Since inside of the function, vec.push(...) is called, which is a (&mut self)-method for Vec, there needs to be a vector that you can actually mutate. This can either be the original vector vec0 that's been moved into fill_vec, as would be the case if you keep the argument (vec: Vec<i32>) (but of course, this approach runs into problems when the main function tries to use vec0 another time later; or it could be the original vector vec0, which is still owned by the main function, and only borrowed by fill_vec; however it would need to be borrowed mutably, because the push call still needs mutable access. Or it could be an owned copy of the original vec0; this could be achieved in two ways: either you clone the Vec in the main function, and pass the clone, or you pass a reference (this time it can be a shared reference) and the first thing that fill_vec does is clone the vector.
Note that .to_vec on a &Vec<T> or a &mut Vec<T> will essentially just clone the whole vector. Cloning turns a borrowed &Vec<T> into a new owned copy (of type Vec<T>). (To explain why this method exists at all, it's actually a method on slices, so that you can turn &[T] into a Vec<T> by cloning all the elements.)

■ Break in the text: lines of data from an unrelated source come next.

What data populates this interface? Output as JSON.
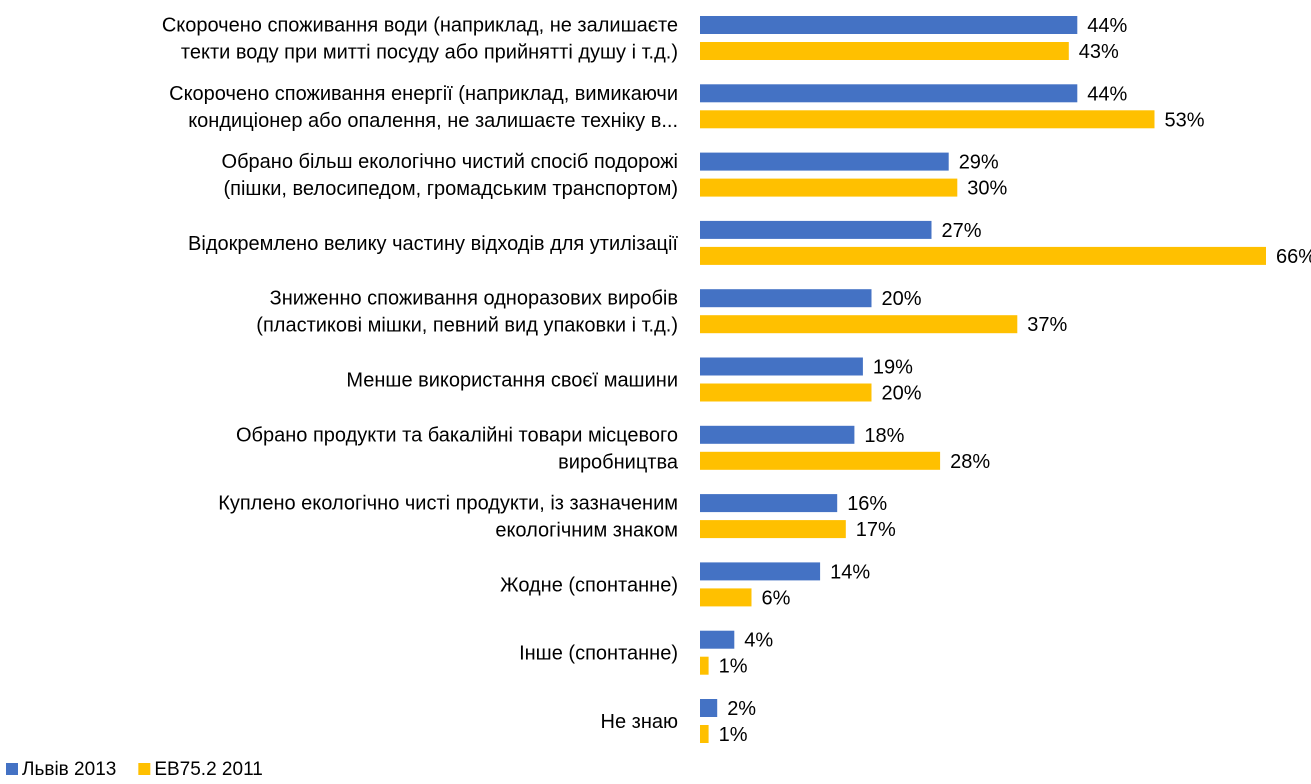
{
  "chart_data": {
    "type": "bar",
    "orientation": "horizontal",
    "title": "",
    "xlabel": "",
    "ylabel": "",
    "xlim": [
      0,
      66
    ],
    "grid": false,
    "value_suffix": "%",
    "legend_position": "bottom-left",
    "categories": [
      [
        "Скорочено споживання води (наприклад, не залишаєте",
        "текти воду при митті посуду або прийнятті душу і т.д.)"
      ],
      [
        "Скорочено споживання енергії (наприклад, вимикаючи",
        "кондиціонер або опалення, не залишаєте техніку в..."
      ],
      [
        "Обрано більш екологічно чистий спосіб подорожі",
        "(пішки, велосипедом, громадським транспортом)"
      ],
      [
        "Відокремлено велику частину відходів для утилізації"
      ],
      [
        "Зниженно споживання одноразових виробів",
        "(пластикові мішки, певний вид упаковки і т.д.)"
      ],
      [
        "Менше використання своєї машини"
      ],
      [
        "Обрано продукти та бакалійні товари місцевого",
        "виробництва"
      ],
      [
        "Куплено екологічно чисті продукти, із зазначеним",
        "екологічним знаком"
      ],
      [
        "Жодне (спонтанне)"
      ],
      [
        "Інше (спонтанне)"
      ],
      [
        "Не знаю"
      ]
    ],
    "series": [
      {
        "name": "Львів 2013",
        "color": "#4472C4",
        "values": [
          44,
          44,
          29,
          27,
          20,
          19,
          18,
          16,
          14,
          4,
          2
        ]
      },
      {
        "name": "EB75.2 2011",
        "color": "#FFC000",
        "values": [
          43,
          53,
          30,
          66,
          37,
          20,
          28,
          17,
          6,
          1,
          1
        ]
      }
    ]
  }
}
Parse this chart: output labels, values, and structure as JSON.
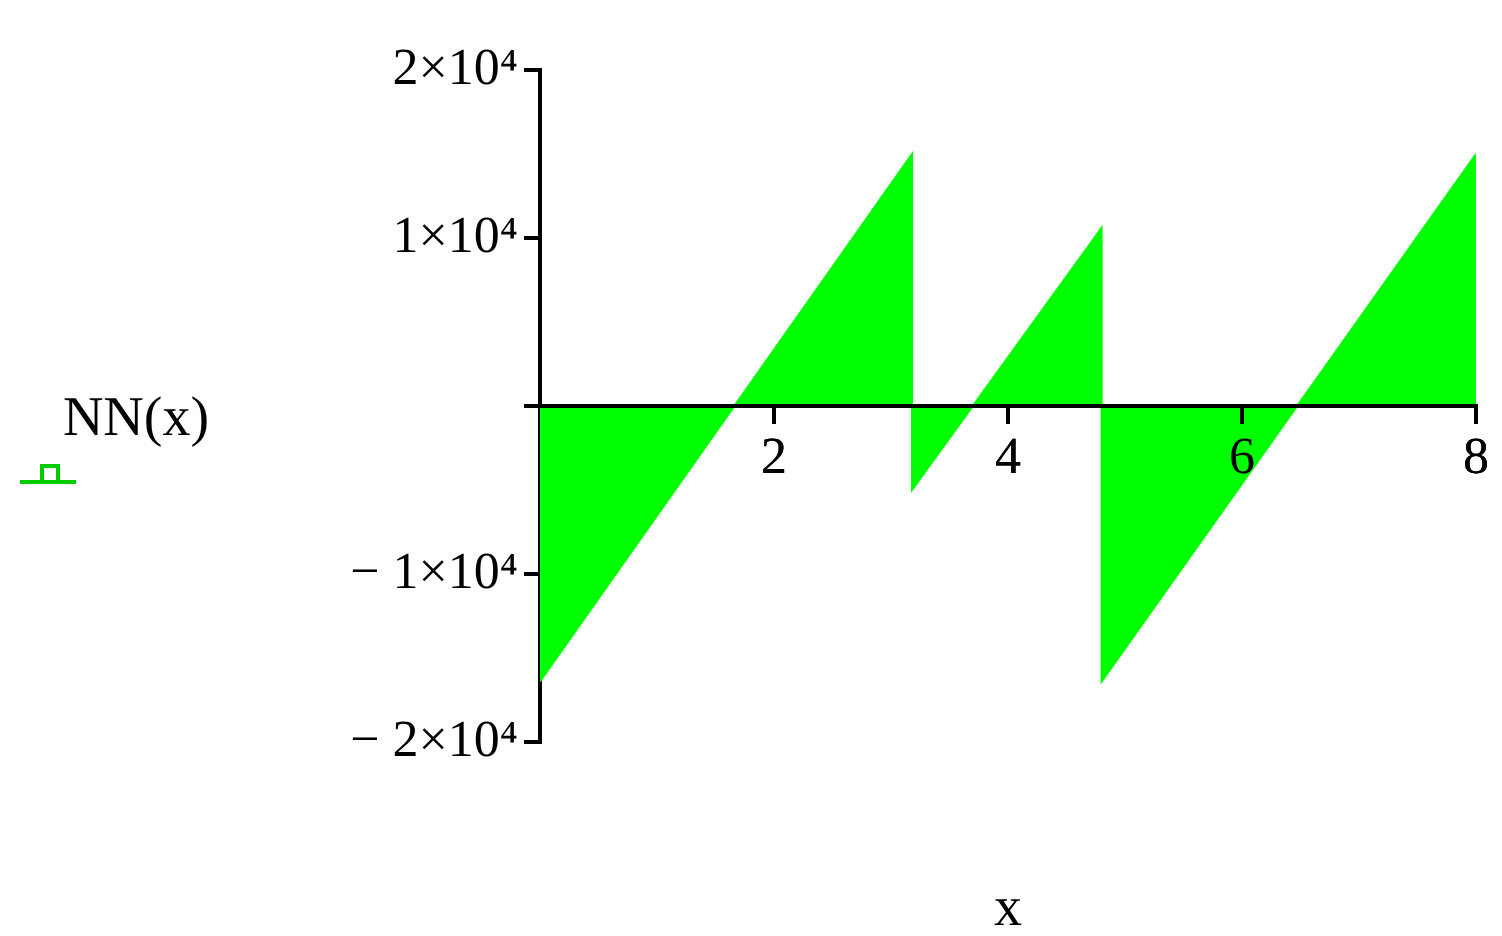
{
  "chart_data": {
    "type": "area",
    "xlabel": "x",
    "ylabel": "NN(x)",
    "x": [
      0,
      3.18,
      3.18,
      4.8,
      4.8,
      8
    ],
    "series": [
      {
        "color": "#00ff00",
        "values": [
          -16400,
          15000,
          -5000,
          10600,
          -16400,
          15000
        ]
      }
    ],
    "xlim": [
      0,
      8
    ],
    "xticks": [
      2,
      4,
      6,
      8
    ],
    "ylim": [
      -20000,
      20000
    ],
    "yticks": [
      {
        "value": -20000,
        "label": "− 2×10⁴"
      },
      {
        "value": -10000,
        "label": "− 1×10⁴"
      },
      {
        "value": 0,
        "label": null
      },
      {
        "value": 10000,
        "label": "1×10⁴"
      },
      {
        "value": 20000,
        "label": "2×10⁴"
      }
    ],
    "grid": false,
    "legend": false
  }
}
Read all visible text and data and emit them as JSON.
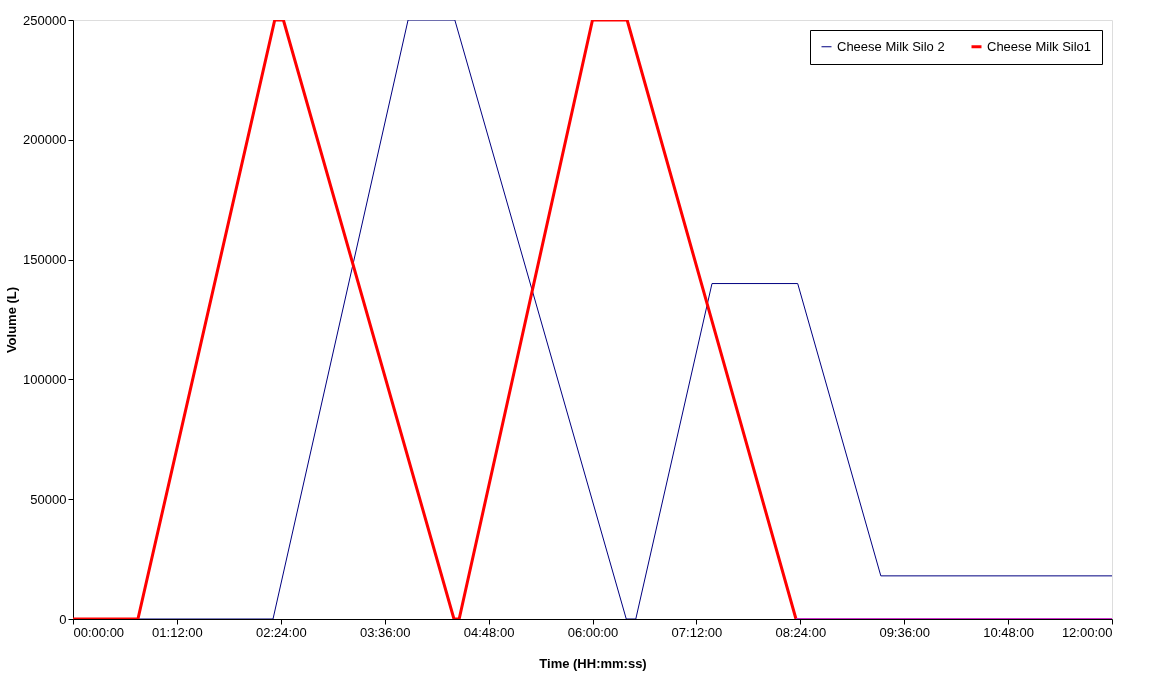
{
  "chart_data": {
    "type": "line",
    "xlabel": "Time (HH:mm:ss)",
    "ylabel": "Volume (L)",
    "xlim": [
      0,
      12
    ],
    "ylim": [
      0,
      250000
    ],
    "xticks": [
      {
        "value": 0,
        "label": "00:00:00"
      },
      {
        "value": 1.2,
        "label": "01:12:00"
      },
      {
        "value": 2.4,
        "label": "02:24:00"
      },
      {
        "value": 3.6,
        "label": "03:36:00"
      },
      {
        "value": 4.8,
        "label": "04:48:00"
      },
      {
        "value": 6,
        "label": "06:00:00"
      },
      {
        "value": 7.2,
        "label": "07:12:00"
      },
      {
        "value": 8.4,
        "label": "08:24:00"
      },
      {
        "value": 9.6,
        "label": "09:36:00"
      },
      {
        "value": 10.8,
        "label": "10:48:00"
      },
      {
        "value": 12,
        "label": "12:00:00"
      }
    ],
    "yticks": [
      0,
      50000,
      100000,
      150000,
      200000,
      250000
    ],
    "grid": false,
    "legend": "top right",
    "marker": "none",
    "line_style": "solid",
    "series": [
      {
        "name": "Cheese Milk Silo 2",
        "color": "#000080",
        "x": [
          0,
          2.31,
          3.87,
          4.41,
          6.39,
          6.5,
          7.38,
          8.37,
          9.33,
          12
        ],
        "values": [
          0,
          0,
          250000,
          250000,
          0,
          0,
          140000,
          140000,
          18000,
          18000
        ]
      },
      {
        "name": "Cheese Milk Silo1",
        "color": "#ff0000",
        "x": [
          0,
          0.75,
          2.33,
          2.43,
          4.4,
          4.46,
          6.0,
          6.4,
          8.35
        ],
        "values": [
          0,
          0,
          250000,
          250000,
          0,
          0,
          250000,
          250000,
          0
        ]
      },
      {
        "color": "#cc33cc",
        "x": [
          8.35,
          12
        ],
        "values": [
          0,
          0
        ]
      }
    ]
  }
}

I'm not 100% certain what clone you have in mind, i.e. where in the code exactly would you clone? Assuming it's the same thing as I suggested above, i.e. the first thing that fill_vec does is cloning the vector, then it's necessary for the reason I've explained above: push needs mutable access to some vector, which means you need fill_vec to own one itself (and cloning an (immutably) borrowed vector is a way to obtain ownership (of the clone)), or to have mutable access to a vector that's still owned by the main function.
The "best" solution depends a bit on the actual use case; the code in this example is more of a toy example. In general, cloning the whole vector is kind-of expensive (though in this concrete case again, cloning an empty vector is really cheap); so in practical Rust code, you should clone vectors when you need multiple independent owned values that can me mutated independently and such; whereas when you don't need those, you can try to avoid cloning.
Trying to avoid the to_vec here is not too hard. Since the fill_vec(vec: &mut Vec<i32>) with a &mut ... argument makes it return value basically already accessible in the function argument (by mutating it), you don't really need to return a copy of the whole thing anymore. Hence, if you skip the -> Vec<i32> return value, you can skip the vec.to_vec() accordingly; you won't get a vec1 back then of course, so also skip the let mut vec1 = part of the call, and use vec0 throughout the remaining main function.
This last suggestion is in line with the last suggestion that rustlings hint move_semantics2 should be giving you:
So vec0 is being moved into the function fill_vec when we call it on line 10, which means it gets dropped at the end of fill_vec, which means we can't use vec0 again on line 13 (or anywhere else in main after the fill_vec call for that matter). We could fix this in a few ways, try them all!
Make another, separate version of the data that's in vec0 and pass that to fill_vec instead.
Make fill_vec borrow its argument instead of taking ownership of it, and then copy the data within the function in order to return an owned Vec<i32>
Make fill_vecmutably borrow its argument (which will need to be mutable), modify it directly, then not return anything. Then you can get rid of vec1 entirely -- note that this will change what gets printed by the first println!
As far as I can tell, reading these hints - even after solving the exercise without needing a hint - can be a good idea in general, because they can sometimes provide further references or extra tasks, as the one above that suggests "a few ways" and encourages you to "try them all".